What is this?
Made for 7DRL in 4 days over 433 commits and ~1,400 test cases. Later expanded - the v0.3.1 release was 563 commits in with almost 1,900 test cases.
A "roguelike" based off A Short Stay In Hell by Steven Peck (which is based off of Borges' Library of Babel). The premise: You are stuck in Hell until you find the singular book that contains the story of your life from beginning to end, out of all possible combinations of 95 characters across 1,312,000 characters. In the text the library has a size measured in light-years, with more books than there are atoms in our universe.
So it takes a while. The player is mercifully told where their book is. The average playthrough where you go straight for your book would take thousands of hours.
There's also some social simulation of other characters in the Library, and a simulation mode where you can fast forward time and watch them running around the Library.
Workflow
I used agentic engineering. Some patterns I used:
- Multiple Claude Code instances, run through tmux split panes, working on parallel git worktrees. Another Claude Code pane sitting on the main branch that handled merging in changes.

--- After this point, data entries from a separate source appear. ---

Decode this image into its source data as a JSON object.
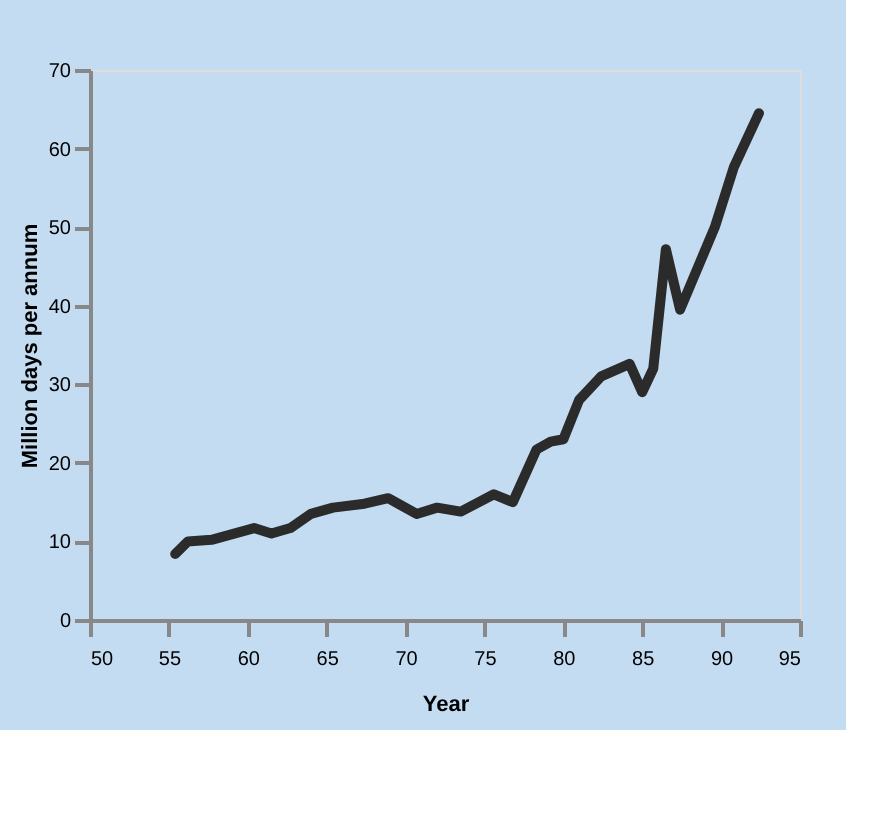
{
  "chart_data": {
    "type": "line",
    "xlabel": "Year",
    "ylabel": "Million days per annum",
    "x": [
      55.4,
      56.2,
      57.7,
      60.4,
      61.5,
      62.7,
      64,
      65.4,
      67.4,
      68.9,
      70.7,
      72,
      73.5,
      75.6,
      76.8,
      78.3,
      79.2,
      80,
      81,
      82.4,
      84.2,
      85,
      85.7,
      86.5,
      87.4,
      89.6,
      90.8,
      92.4
    ],
    "series": [
      {
        "color": "#2b2b2b",
        "values": [
          8.4,
          10,
          10.2,
          11.7,
          11,
          11.7,
          13.5,
          14.3,
          14.8,
          15.5,
          13.5,
          14.3,
          13.8,
          16,
          15,
          21.7,
          22.7,
          23,
          28,
          31,
          32.6,
          29,
          32,
          47.2,
          39.5,
          50,
          57.6,
          64.5
        ]
      }
    ],
    "xlim": [
      50,
      95
    ],
    "xticks": [
      50,
      55,
      60,
      65,
      70,
      75,
      80,
      85,
      90,
      95
    ],
    "ylim": [
      0,
      70
    ],
    "yticks": [
      0,
      10,
      20,
      30,
      40,
      50,
      60,
      70
    ],
    "grid": false,
    "legend": false,
    "marker": "none",
    "line_style": "solid"
  }
}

- Tests for everything. Every time a new thing was added we made sure to have tests. Test-driven development is absolutely the way to go in the new age of "a computer writes the code for you". If something broke I expanded test coverage to ensure that it didn't happen again.
- Critic models. I use paranoia-agent, my own implementation of what doll calls verification-driven development, against code as it was written to surface concerns and bugs.

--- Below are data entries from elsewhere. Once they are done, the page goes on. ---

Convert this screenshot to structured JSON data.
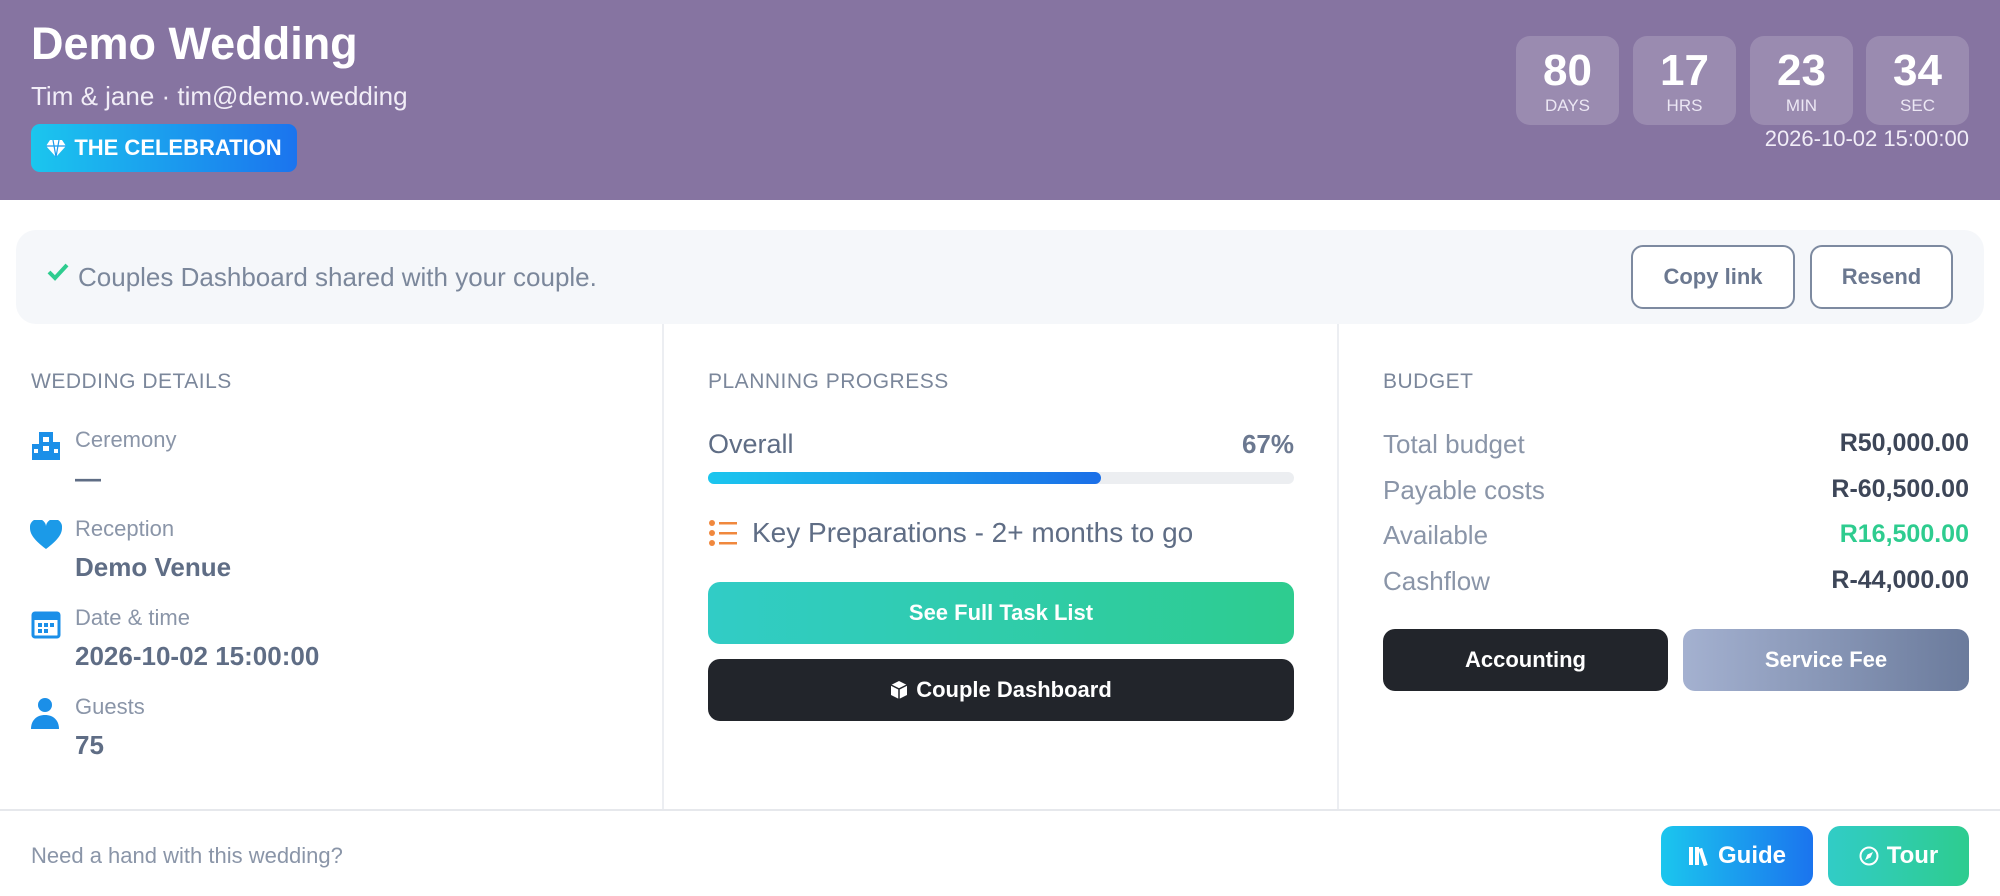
{
  "header": {
    "title": "Demo Wedding",
    "subtitle": "Tim & jane · tim@demo.wedding",
    "badge": "THE CELEBRATION",
    "countdown": [
      {
        "value": 80,
        "unit": "DAYS"
      },
      {
        "value": 17,
        "unit": "HRS"
      },
      {
        "value": 23,
        "unit": "MIN"
      },
      {
        "value": 34,
        "unit": "SEC"
      }
    ],
    "target": "2026-10-02 15:00:00"
  },
  "share_bar": {
    "message": "Couples Dashboard shared with your couple.",
    "buttons": [
      "Copy link",
      "Resend"
    ]
  },
  "wedding_details": {
    "heading": "WEDDING DETAILS",
    "items": [
      {
        "label": "Ceremony",
        "value": "—"
      },
      {
        "label": "Reception",
        "value": "Demo Venue"
      },
      {
        "label": "Date & time",
        "value": "2026-10-02 15:00:00"
      },
      {
        "label": "Guests",
        "value": "75"
      }
    ]
  },
  "planning_progress": {
    "heading": "PLANNING PROGRESS",
    "overall_label": "Overall",
    "overall_value": 67,
    "overall_value_label": "67%",
    "stage": "Key Preparations - 2+ months to go",
    "buttons": [
      "See Full Task List",
      "Couple Dashboard"
    ]
  },
  "budget": {
    "heading": "BUDGET",
    "rows": [
      {
        "label": "Total budget",
        "value": "R50,000.00"
      },
      {
        "label": "Payable costs",
        "value": "R-60,500.00"
      },
      {
        "label": "Available",
        "value": "R16,500.00"
      },
      {
        "label": "Cashflow",
        "value": "R-44,000.00"
      }
    ],
    "buttons": [
      "Accounting",
      "Service Fee"
    ]
  },
  "footer": {
    "text": "Need a hand with this wedding?",
    "buttons": [
      "Guide",
      "Tour"
    ]
  }
}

- shot-scraper let Claude see the site as it was making it.
This started as a Twine project and ended up going through 2 large migrations - first to pure JS, then to TypeScript. Working with greenfield projects with an LLM swarm is a lot of fun that way.
Engineering challenges
Because the Library is very large, it's not actually implementable. We use the BigInt type in our implementation which, in principle, supports unbounded precision. But memory ends up burning us here: We want to have NPCs and each NPC has a position. At the 10100 range each position takes 58 bytes. At 10100,000 each position takes 40.6 kilobytes. Almost half a megabyte at the 101,000,000 range. We have 100+ NPCs and spending half a GB on just NPC positions seemed a bit excessive. So: we bound the Library. But how do we ensure that the player's book is findable? And how do we randomly generate the content of the rest of the books?
There's also the problem of tuning the NPC psychological physics. They have various statistics (Lucidity, Hope). An initial iteration of the game focused more on engaging with other NPCs; I tried to match the source material's depictions and timelines of psychological breakdown.
Book generation
Most of the work was focused on the placement and generation of books, because I found the mathematics to be really interesting. We began by generating a 1,312,000 character story for the player by just using stock sentences, randomly fit together. The specifics of the story don't really matter, just that it's sensible text.

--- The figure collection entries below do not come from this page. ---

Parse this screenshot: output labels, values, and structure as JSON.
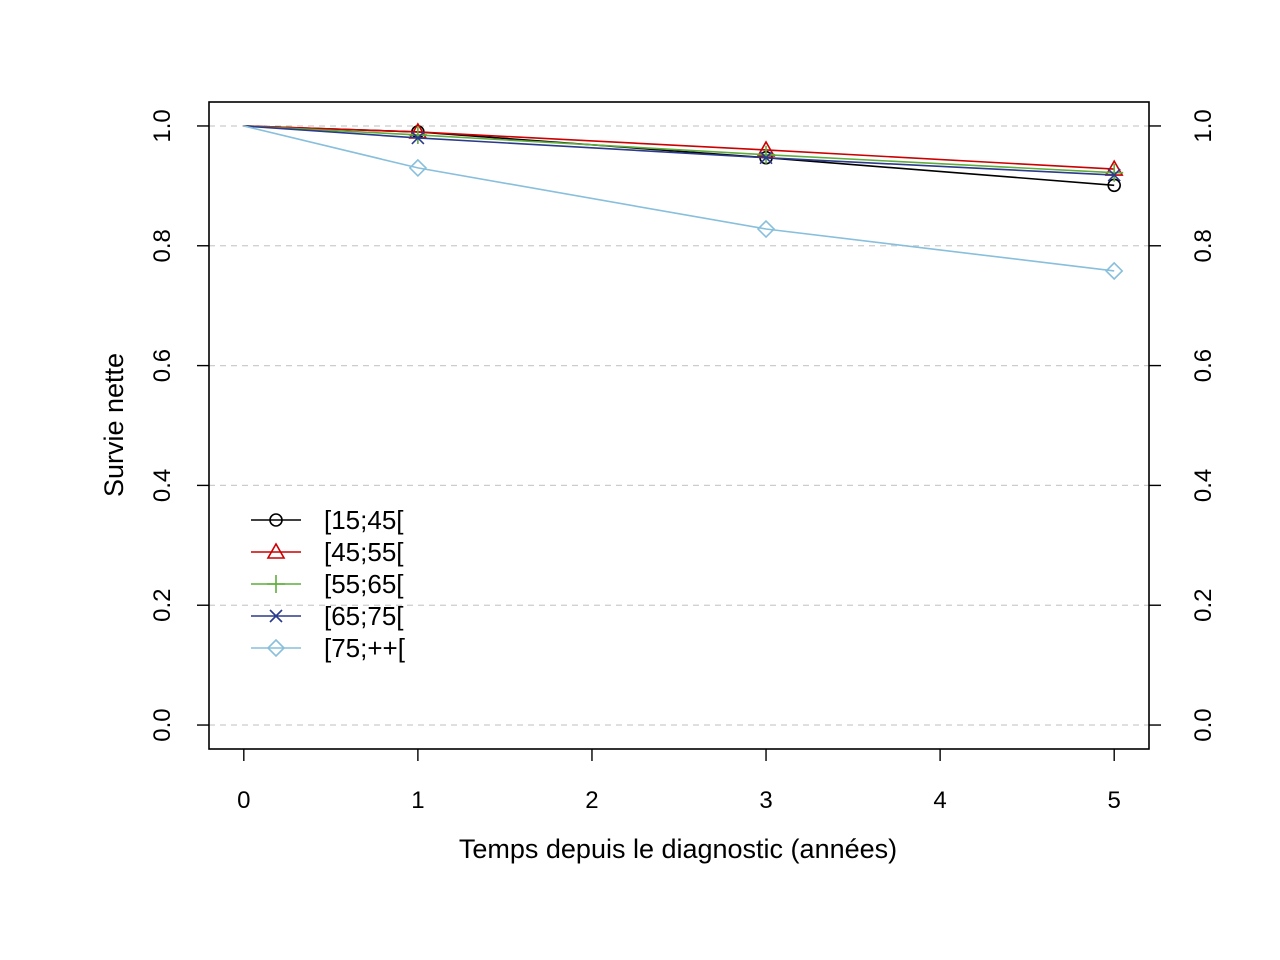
{
  "chart_data": {
    "type": "line",
    "xlabel": "Temps depuis le diagnostic (années)",
    "ylabel": "Survie nette",
    "xlim": [
      -0.2,
      5.2
    ],
    "ylim": [
      -0.04,
      1.04
    ],
    "x_ticks": [
      "0",
      "1",
      "2",
      "3",
      "4",
      "5"
    ],
    "y_ticks": [
      "0.0",
      "0.2",
      "0.4",
      "0.6",
      "0.8",
      "1.0"
    ],
    "y_ticks_right": [
      "0.0",
      "0.2",
      "0.4",
      "0.6",
      "0.8",
      "1.0"
    ],
    "grid": "horizontal dashed",
    "legend_position": "left",
    "series": [
      {
        "name": "[15;45[",
        "color": "#000000",
        "marker": "circle",
        "x": [
          0,
          1,
          3,
          5
        ],
        "values": [
          1.0,
          0.99,
          0.947,
          0.901
        ]
      },
      {
        "name": "[45;55[",
        "color": "#cc0000",
        "marker": "triangle",
        "x": [
          0,
          1,
          3,
          5
        ],
        "values": [
          1.0,
          0.99,
          0.96,
          0.928
        ]
      },
      {
        "name": "[55;65[",
        "color": "#5fae3b",
        "marker": "plus",
        "x": [
          0,
          1,
          3,
          5
        ],
        "values": [
          1.0,
          0.985,
          0.952,
          0.922
        ]
      },
      {
        "name": "[65;75[",
        "color": "#2b3a8c",
        "marker": "cross",
        "x": [
          0,
          1,
          3,
          5
        ],
        "values": [
          1.0,
          0.98,
          0.947,
          0.918
        ]
      },
      {
        "name": "[75;++[",
        "color": "#87bfdc",
        "marker": "diamond",
        "x": [
          0,
          1,
          3,
          5
        ],
        "values": [
          1.0,
          0.93,
          0.828,
          0.758
        ]
      }
    ]
  }
}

Our first insight: Every book is an integer in base-95; there's a natural injection from books to integers. We use this integer to establish the origin for the book placement, offset by some random location (to avoid the player's book being located at (0,0)). Our first implementation used a two-branch system wherein the player's book would be shown at that particular location and a PRNG-generated book would be shown at any other location.
Ideally we would have some kind of bijection - a map from the book locations to the integers which inverses the first transform. But then adjacent books would be almost identical, which is not ideal. Trying to do a permutation over the full ℤ/95ℤ1,312,000 group was a bit computationally unfeasible, and doing a permutation over the playable subset of the Library would only affect characters on some of the pages. So instead we settled for a function where the inverse holds specifically on the player's book location - we permute among locations (so that adjacent locations don't generate similar noise), generate noise for each location, and store the noise from the player book location. Then each book is generated from adding noise to the player's life story and subtracting the player's story noise. At the location where the player's book is, the noise cancels out and you're left with legible text. Everywhere else is nonsense.
Psychological physics
I built a simulation view of the Library. You can fast-forward time, track individual NPCs, and see how they behave. This ended up going by the wayside but it's neat!
We tuned psychological decay rates by running simulation tests to see how long it takes for NPCs to break. I had originally planned to include a social group dynamics system but, in practice, it was not interesting enough to play.
Further work
This first iteration had two assumptions: That the entire Library was too large to capture, and that this should be a game. The second one is easy to jettison and I have a sense that the first one might not be true. If I pick up this project again I'd reduce the NPC count to just 2 - one on a pilgrimage going straight to their book and one searching methodically to find their book. I'd cut out all the social and survival systems and instead just watch them over the course of millions upon trillions of millennia work through the Library.